Inside the tent adorned with the Union Jack and St George’s flag, Peter and Anthony are on a recruiting drive.
They hand out leaflets telling potential converts that their organisation is not racist, merely “helping to resist the racist colonisation of Britain”.
Their table is scattered with postcards of young, white women draped in the Union Jack, holding placards with the reminder that “nationalism is for girls too”. The pair tell The Times that the British National Party is great for the country and that they are proud to support it.
However, they are unable to articulate why they are attracted to the far-right party, and they squirm in their seats when asked about their understanding of issues such as racism, nationalism and discrimination.
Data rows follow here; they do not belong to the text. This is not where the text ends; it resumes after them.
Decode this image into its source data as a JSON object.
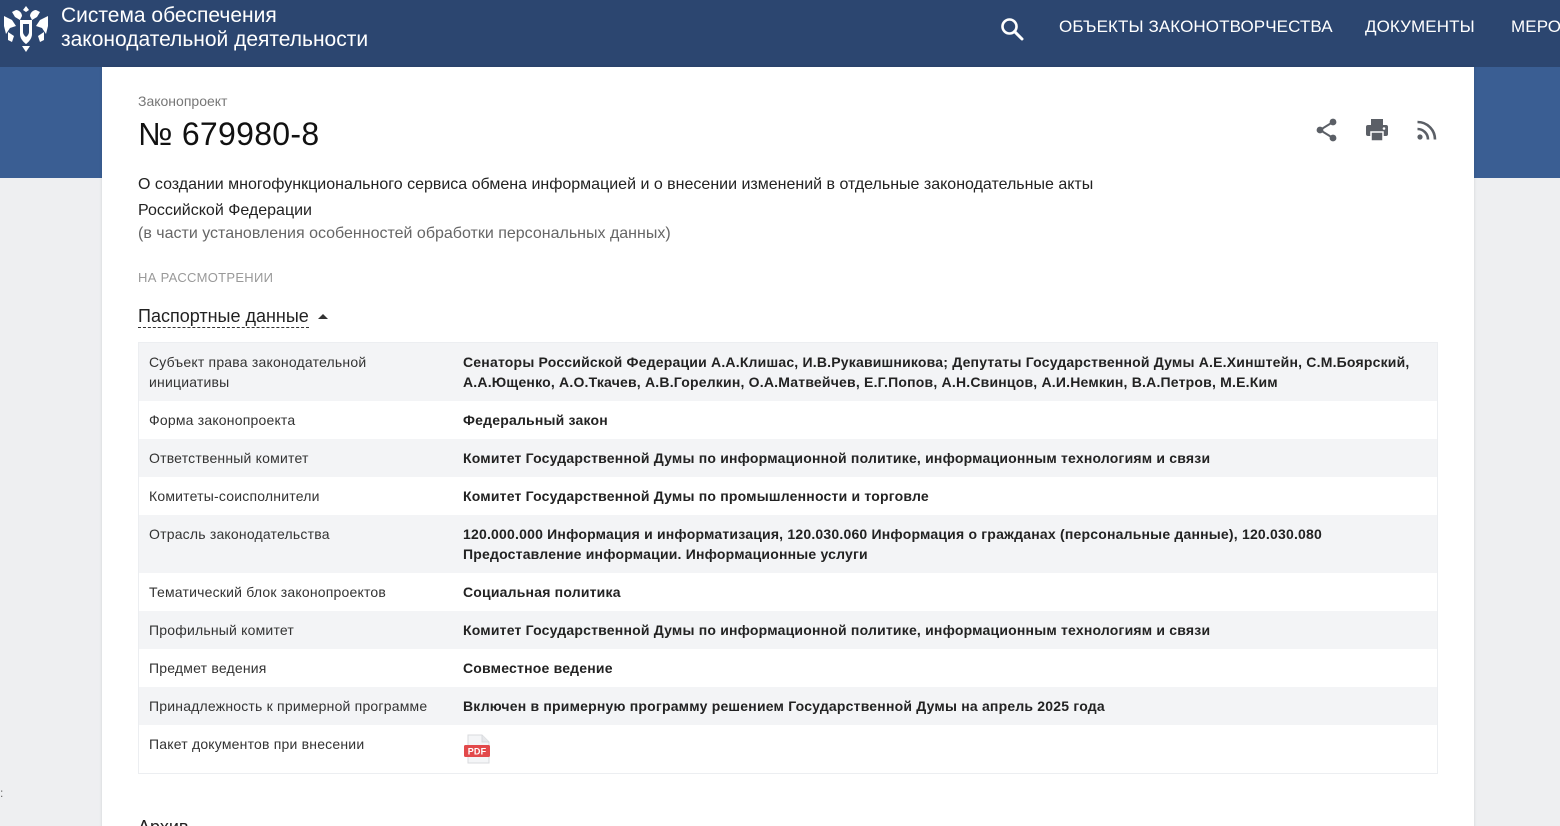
{
  "header": {
    "title_line1": "Система обеспечения",
    "title_line2": "законодательной деятельности",
    "search_icon": "search-icon",
    "nav": [
      "ОБЪЕКТЫ ЗАКОНОТВОРЧЕСТВА",
      "ДОКУМЕНТЫ",
      "МЕРО"
    ]
  },
  "bill": {
    "kind": "Законопроект",
    "number": "№ 679980-8",
    "title": "О создании многофункционального сервиса обмена информацией и о внесении изменений в отдельные законодательные акты Российской Федерации",
    "subtitle": "(в части установления особенностей обработки персональных данных)",
    "status": "НА РАССМОТРЕНИИ"
  },
  "actions": [
    "share-icon",
    "print-icon",
    "rss-icon"
  ],
  "passport": {
    "section_label": "Паспортные данные",
    "rows": [
      {
        "key": "Субъект права законодательной инициативы",
        "value": "Сенаторы Российской Федерации А.А.Клишас, И.В.Рукавишникова; Депутаты Государственной Думы А.Е.Хинштейн, С.М.Боярский, А.А.Ющенко, А.О.Ткачев, А.В.Горелкин, О.А.Матвейчев, Е.Г.Попов, А.Н.Свинцов, А.И.Немкин, В.А.Петров, М.Е.Ким"
      },
      {
        "key": "Форма законопроекта",
        "value": "Федеральный закон"
      },
      {
        "key": "Ответственный комитет",
        "value": "Комитет Государственной Думы по информационной политике, информационным технологиям и связи"
      },
      {
        "key": "Комитеты-соисполнители",
        "value": "Комитет Государственной Думы по промышленности и торговле"
      },
      {
        "key": "Отрасль законодательства",
        "value": "120.000.000 Информация и информатизация, 120.030.060 Информация о гражданах (персональные данные), 120.030.080 Предоставление информации. Информационные услуги"
      },
      {
        "key": "Тематический блок законопроектов",
        "value": "Социальная политика"
      },
      {
        "key": "Профильный комитет",
        "value": "Комитет Государственной Думы по информационной политике, информационным технологиям и связи"
      },
      {
        "key": "Предмет ведения",
        "value": "Совместное ведение"
      },
      {
        "key": "Принадлежность к примерной программе",
        "value": "Включен в примерную программу решением Государственной Думы на апрель 2025 года"
      },
      {
        "key": "Пакет документов при внесении",
        "pdf_label": "PDF"
      }
    ]
  },
  "archive_label": "Архив",
  "colors": {
    "header_bg": "#2c4670",
    "band_bg": "#3a5e93",
    "pdf_red": "#e2494b"
  }
}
They may be simply too young to appreciate such concepts: Anthony is 14 and Peter just 12 years old.
Nevertheless, the pair spent the weekend recruiting for the youth wing of the BNP at the party’s annual gathering in Derbyshire, which attracted several hundred families.
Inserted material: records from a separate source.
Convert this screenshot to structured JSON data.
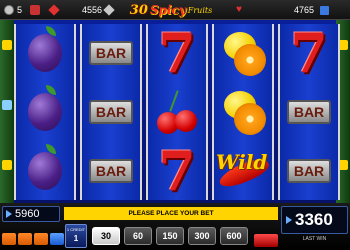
{
  "topbar": {
    "chips": "5",
    "lines": "",
    "cash": "4556",
    "heart_amount": "4765",
    "gift": ""
  },
  "logo": {
    "number": "30",
    "word": "Spicy",
    "subword": "Fruits"
  },
  "reels": [
    [
      "plum",
      "plum",
      "plum"
    ],
    [
      "bar",
      "bar",
      "bar"
    ],
    [
      "seven",
      "cherry",
      "seven"
    ],
    [
      "lemon-orange",
      "lemon-orange",
      "wild"
    ],
    [
      "seven",
      "bar",
      "bar"
    ]
  ],
  "symbols": {
    "bar_label": "BAR",
    "seven_label": "7",
    "wild_label": "Wild"
  },
  "bottom": {
    "balance": "5960",
    "status_message": "PLEASE PLACE YOUR BET",
    "credit_label": "1 CREDIT",
    "credit_value": "1",
    "bets": [
      "30",
      "60",
      "150",
      "300",
      "600"
    ],
    "active_bet_index": 0,
    "last_win": "3360",
    "last_win_label": "LAST WIN"
  },
  "colors": {
    "accent": "#ffd400",
    "reel_bg": "#0b2aa8",
    "seven": "#e01e1e"
  }
}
Peter, whose mother brought him to the event, said: “Young BNP is just about making sure that we are going to have a good place in the normal BNP when we’re older, and that’s what we want. It’s cool, we play lots of sports and stuff.” Several events at the Red, White and Blue Festival, which was picketed by protesters, were geared towards youth in what anti-fascist groups said was “disturbing indoctrination” and an attempt to create a new generation of nationalist sympathisers.
Young children’s faces were painted with the Union Jack and many sported BNP T-shirts and fake tattoos of crusaders and the St George’s flag. They were encouraged to throw wet sponges at a man in the stocks, who was dressed in Islamic clothing and wearing an Osama bin Laden mask.
Even infants were exposed to the nationalist cause, with toys and blow-up furniture in the children’s tent being decorated with the Union Jack.
Simon Darby, the deputy leader of the BNP, told The Times that the younger generation was “very important” for the future of the party. “We don’t think short-term, we think long-term,” he said.
Mr Darby denied that the party was indoctrinating youth: “We’re just pointing out another side of things — that it isn’t a good idea to completely destroy our own culture. We are making sure they know that white people aren’t inferior, because that’s what they are being taught in schools.”
However, anti-fascist groups whose blockade of the event, near Denby, resulted in 19 arrests after clashes with police, said that the BNP’s approach was “very dangerous”. Weyman Bennett, joint national secretary of Unite Against Fascism, said that the BNP was actively trying to recruit the young in a new drive because so many of its members were from older generations. “It’s really dangerous. They are trying to normalise their politics among young children. It is very concerning — do we really want this to be going on in our playgrounds?”
Alongside Peter and Anthony, Tristan Simekins, 18, had travelled from Corsham, Wiltshire, to recruit for the BNP’s student wing.
His leaflets explained that the movement provided advice to young people on dealing with “anti-white discrimination”. He said: “My problem is with the indoctrination of Islam. I admit not all Muslims are evil, but I feel Islam is.”